Кирюшкин, перепуганный, увидев ротного, поспешно повернул к нему голову:

- Товарищ лейтенант, комбат вызывал, только что... - выпалил он и растерянно смотрел на Андрея: "Что будет теперь? Что будет теперь?.." Рука лежала на трубке телефонного аппарата. Рука дрожала, и казалось, связист сдерживал рвавшийся с места ящик полевого телефона.

- Комбата! - Андрей мельком посмотрел на часы: пять сорок семь. "Пять сорок семь", - произнес про себя, будто это имело значение. Просто надо было чем-нибудь заполнить паузу, пока связист вызывал комбата.

Наконец, Кирюшкин сказал:

- Есть.

Андрей схватил трубку. Услышал голос. Комбат!

- "Земля"! "Земля"! Я - "Вода". Доношу... Противник...

Тупой, как обвал, разрыв снаряда возле блиндажа заглушил все. Андрей, съежился. Широкие струи песка с шуршанием густо потекли из-под наката на голову, обдали глаза, рот. Он отряхнулся, дернул плечами, ладонью провел по лицу. Но песок по-прежнему резал глаза, скрипел в зубах. Кажется, немного утихло.

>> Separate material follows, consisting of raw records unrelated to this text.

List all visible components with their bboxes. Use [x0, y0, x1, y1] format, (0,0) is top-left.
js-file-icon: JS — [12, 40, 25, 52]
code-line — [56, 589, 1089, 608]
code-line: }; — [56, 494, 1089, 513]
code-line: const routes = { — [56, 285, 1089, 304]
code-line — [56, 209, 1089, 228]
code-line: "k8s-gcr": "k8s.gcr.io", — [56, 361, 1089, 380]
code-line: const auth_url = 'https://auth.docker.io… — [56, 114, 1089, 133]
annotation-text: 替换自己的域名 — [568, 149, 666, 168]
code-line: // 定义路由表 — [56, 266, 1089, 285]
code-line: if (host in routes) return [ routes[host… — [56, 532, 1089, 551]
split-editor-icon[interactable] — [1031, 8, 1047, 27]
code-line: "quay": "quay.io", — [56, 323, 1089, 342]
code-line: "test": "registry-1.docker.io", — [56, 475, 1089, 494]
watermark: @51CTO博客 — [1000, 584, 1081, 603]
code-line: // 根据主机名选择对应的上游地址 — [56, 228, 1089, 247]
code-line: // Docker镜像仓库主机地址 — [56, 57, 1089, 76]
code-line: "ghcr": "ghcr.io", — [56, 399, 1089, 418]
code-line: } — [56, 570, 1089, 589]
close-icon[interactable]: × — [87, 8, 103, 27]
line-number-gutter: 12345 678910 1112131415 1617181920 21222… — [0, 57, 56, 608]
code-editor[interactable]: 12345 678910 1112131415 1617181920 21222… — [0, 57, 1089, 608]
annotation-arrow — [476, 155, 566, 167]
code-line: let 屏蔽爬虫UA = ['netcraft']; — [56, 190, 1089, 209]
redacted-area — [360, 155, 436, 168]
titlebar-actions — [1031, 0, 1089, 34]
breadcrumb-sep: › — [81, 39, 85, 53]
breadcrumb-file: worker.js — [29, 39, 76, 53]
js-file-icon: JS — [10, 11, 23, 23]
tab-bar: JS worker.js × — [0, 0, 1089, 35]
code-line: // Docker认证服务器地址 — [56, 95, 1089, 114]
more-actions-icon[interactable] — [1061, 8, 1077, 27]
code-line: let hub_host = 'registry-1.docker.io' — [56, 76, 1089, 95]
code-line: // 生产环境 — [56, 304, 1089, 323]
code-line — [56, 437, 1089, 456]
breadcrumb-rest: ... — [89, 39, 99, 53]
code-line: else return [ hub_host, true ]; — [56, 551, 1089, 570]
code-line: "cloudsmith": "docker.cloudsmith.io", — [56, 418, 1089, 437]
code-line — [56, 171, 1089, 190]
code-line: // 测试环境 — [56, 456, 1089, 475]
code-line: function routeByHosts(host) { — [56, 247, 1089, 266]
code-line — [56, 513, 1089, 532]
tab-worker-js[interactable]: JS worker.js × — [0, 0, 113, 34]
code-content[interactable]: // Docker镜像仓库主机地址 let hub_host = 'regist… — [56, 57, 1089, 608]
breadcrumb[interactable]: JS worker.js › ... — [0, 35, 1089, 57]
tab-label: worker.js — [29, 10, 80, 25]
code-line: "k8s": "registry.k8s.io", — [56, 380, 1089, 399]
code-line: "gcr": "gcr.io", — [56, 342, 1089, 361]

- Противник ведет... огонь. Ведет огонь... - запинаясь, выкрикивал Андрей. Он боялся, что комбат не расслышит слов.

Еще разрыв. Ну сколько продлится эта проклятая артподготовка противника!

Андрей припал к трубке. Шумела кровь в ушах.

- Ведет... ведет... - подтверждающий голос комбата. - По всей линии нашей обороны ведет...

- Понял.

- Возможно, придется действовать. И особенно тебе.

- Понял.

- Смотри в оба. - Разрыв, разрыв. Голос комбата потерялся в грохоте. - Смотри в оба, говорю. Следи за лесом, за холмом следи. И это понял?

Все эти дни перед Андреем только и были; луг - поле - роща - холм; холм - роща - поле - луг, и только там могло происходить самое важное в его теперешней жизни.